Footprints in the Snow (Artist in Residence, Great Basin National Park, Nevada)

The scenic road up to the top had closed prior to my arrival due to snow and ice that liked to linger in the shaded spots.  I was told it would likely open up again in a few days.  I was also told it was likely closed for the season.  So I waited.  But when the warmth of the autumn sun gave way to snow flurries at the lower elevations, I realized that the snow and ice held the winning hand.  I had made a long day hike up the streamside mountain trail the week before the snow flurries.  But that trail I had followed before, the one adorned with the bright yellows, reds, and oranges of fall, no longer seemed familiar under its light coat of snow, that grew imperceptibly thicker as I ascended.  And this time, I was loaded down with a full pack as I planned to stay several nights in order to capture the stars.  And so I was thankful for the footprints.

There were two ascending sets of footprints in the snow.  They knew where the trail was, and so I followed them.  They warned me where the slippery spots were, and assured me I could continue on.  I felt comforted to be in their company.  And so I spent hours following them up and up.

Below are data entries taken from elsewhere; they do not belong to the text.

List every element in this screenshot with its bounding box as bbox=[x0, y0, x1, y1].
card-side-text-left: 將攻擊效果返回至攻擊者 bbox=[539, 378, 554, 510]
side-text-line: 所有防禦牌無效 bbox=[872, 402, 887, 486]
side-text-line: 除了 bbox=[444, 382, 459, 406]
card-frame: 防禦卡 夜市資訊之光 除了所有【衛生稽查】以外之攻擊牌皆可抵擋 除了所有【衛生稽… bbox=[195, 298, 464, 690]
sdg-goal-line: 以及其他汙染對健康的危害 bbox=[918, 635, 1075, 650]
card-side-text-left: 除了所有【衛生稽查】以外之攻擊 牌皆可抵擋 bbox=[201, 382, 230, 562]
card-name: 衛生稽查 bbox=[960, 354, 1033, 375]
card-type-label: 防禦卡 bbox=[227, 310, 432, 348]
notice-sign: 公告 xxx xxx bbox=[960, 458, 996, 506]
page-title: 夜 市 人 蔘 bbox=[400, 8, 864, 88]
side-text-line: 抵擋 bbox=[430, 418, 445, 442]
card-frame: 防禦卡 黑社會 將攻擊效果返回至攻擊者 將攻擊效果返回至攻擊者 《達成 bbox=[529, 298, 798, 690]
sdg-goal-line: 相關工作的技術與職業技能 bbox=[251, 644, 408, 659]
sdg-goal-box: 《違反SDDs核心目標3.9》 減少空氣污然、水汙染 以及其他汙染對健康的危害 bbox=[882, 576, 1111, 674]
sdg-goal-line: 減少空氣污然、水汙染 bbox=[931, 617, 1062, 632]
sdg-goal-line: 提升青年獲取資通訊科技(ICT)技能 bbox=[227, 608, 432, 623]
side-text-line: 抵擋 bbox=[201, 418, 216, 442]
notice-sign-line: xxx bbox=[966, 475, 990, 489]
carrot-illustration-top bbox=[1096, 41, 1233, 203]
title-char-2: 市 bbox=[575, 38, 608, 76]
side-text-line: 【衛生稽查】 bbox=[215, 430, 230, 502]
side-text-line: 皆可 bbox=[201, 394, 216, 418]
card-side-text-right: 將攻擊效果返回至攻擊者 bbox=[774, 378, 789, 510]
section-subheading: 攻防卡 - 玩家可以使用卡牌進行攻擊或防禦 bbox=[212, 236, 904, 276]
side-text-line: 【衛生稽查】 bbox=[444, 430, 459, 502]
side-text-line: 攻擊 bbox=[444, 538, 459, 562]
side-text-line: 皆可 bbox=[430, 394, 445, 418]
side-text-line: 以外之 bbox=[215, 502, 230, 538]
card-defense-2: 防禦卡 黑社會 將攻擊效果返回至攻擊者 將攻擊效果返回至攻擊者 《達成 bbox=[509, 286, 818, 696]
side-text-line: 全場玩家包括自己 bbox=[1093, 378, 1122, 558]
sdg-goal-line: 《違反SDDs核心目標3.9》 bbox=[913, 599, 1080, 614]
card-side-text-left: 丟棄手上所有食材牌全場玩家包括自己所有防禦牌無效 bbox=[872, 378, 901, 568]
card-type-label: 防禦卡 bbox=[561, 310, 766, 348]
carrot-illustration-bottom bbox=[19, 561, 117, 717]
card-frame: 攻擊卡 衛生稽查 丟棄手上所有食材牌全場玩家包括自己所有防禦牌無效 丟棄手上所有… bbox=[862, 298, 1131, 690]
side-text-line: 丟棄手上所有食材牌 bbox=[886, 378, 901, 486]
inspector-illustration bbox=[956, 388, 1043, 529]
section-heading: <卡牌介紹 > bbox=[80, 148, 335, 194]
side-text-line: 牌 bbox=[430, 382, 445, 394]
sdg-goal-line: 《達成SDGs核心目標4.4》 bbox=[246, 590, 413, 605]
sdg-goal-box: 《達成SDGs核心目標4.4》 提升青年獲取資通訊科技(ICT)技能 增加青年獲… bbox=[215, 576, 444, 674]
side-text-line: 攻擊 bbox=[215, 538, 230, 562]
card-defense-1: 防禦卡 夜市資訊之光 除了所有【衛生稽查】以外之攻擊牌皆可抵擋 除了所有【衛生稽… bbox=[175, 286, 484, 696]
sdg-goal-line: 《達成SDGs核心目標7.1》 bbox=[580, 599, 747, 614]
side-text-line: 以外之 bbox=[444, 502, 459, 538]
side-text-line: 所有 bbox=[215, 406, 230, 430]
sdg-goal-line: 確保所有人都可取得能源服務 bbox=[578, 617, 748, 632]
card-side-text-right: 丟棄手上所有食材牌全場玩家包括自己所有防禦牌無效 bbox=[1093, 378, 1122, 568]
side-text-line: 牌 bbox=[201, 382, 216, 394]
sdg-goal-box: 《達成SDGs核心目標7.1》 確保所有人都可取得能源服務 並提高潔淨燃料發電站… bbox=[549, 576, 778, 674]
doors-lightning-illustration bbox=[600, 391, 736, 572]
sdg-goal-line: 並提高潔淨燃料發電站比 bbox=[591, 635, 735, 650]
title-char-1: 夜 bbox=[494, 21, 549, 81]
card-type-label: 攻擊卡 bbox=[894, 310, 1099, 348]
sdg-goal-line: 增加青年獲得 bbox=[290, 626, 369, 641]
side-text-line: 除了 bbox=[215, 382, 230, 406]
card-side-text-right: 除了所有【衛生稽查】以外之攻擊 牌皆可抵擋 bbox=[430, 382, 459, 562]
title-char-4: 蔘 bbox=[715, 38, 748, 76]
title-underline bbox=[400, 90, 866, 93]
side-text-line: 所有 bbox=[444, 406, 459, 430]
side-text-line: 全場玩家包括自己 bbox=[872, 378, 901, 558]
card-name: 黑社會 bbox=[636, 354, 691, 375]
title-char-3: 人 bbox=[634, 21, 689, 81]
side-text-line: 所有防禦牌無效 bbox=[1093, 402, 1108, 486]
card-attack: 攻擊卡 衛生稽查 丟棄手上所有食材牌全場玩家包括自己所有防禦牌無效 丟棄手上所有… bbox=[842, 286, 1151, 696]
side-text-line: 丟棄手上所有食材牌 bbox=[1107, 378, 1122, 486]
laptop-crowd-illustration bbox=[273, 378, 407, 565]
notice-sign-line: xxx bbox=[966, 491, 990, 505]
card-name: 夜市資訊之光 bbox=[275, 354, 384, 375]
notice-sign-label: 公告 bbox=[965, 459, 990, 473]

There was much rejoicing when I finally spied a picnic table through the trees, which could only mean one thing: I had reached the outer edge of the campground.  Although closed, it was the trailhead for a number of trails that I planned to explore, and it also meant I could finally drop my pack and set up camp somewhere in the woods outside its boundary.  And so I left the footprints to find a suitable spot, and found one, gently sloping, but exposed to the warmth of the afternoon sun.  And with my own repeated footprints, I trampled the snow in a shape big enough for a tent.

It was somewhat eerie walking through the empty campground, everything untouched save for the footprints up the campground road to the trailhead.  My footprints joined those of the other two, eventually overtaking them in number with each pass.  That afternoon I spied from my campground the two fellows whose footprints I had followed.  I thanked them for the footprints, and after a brief exchange, they were off down the mountain trail, making another pair of footprints pointing downward.  And I was alone again.

I set out to explore.  Not long after the trailhead, I left the footprints at a fork in the trail.  It felt good to be making the first footprints in this new snow.  It crunched satisfyingly under my boots as I crossed a short timber footbridge.  The snow piled thickly on the planks, gently rounded and perfectly formed at the plank edges.  And when I returned later that night, I was thankful for my own footprints, taking comfort in knowing that they would unerringly lead me back to my tent.

Many footprints later came the time to make my own back down the mountain.  My camera batteries were exhausted, but my spirit was renewed.  And on the way down, I wondered: who might follow my footprints?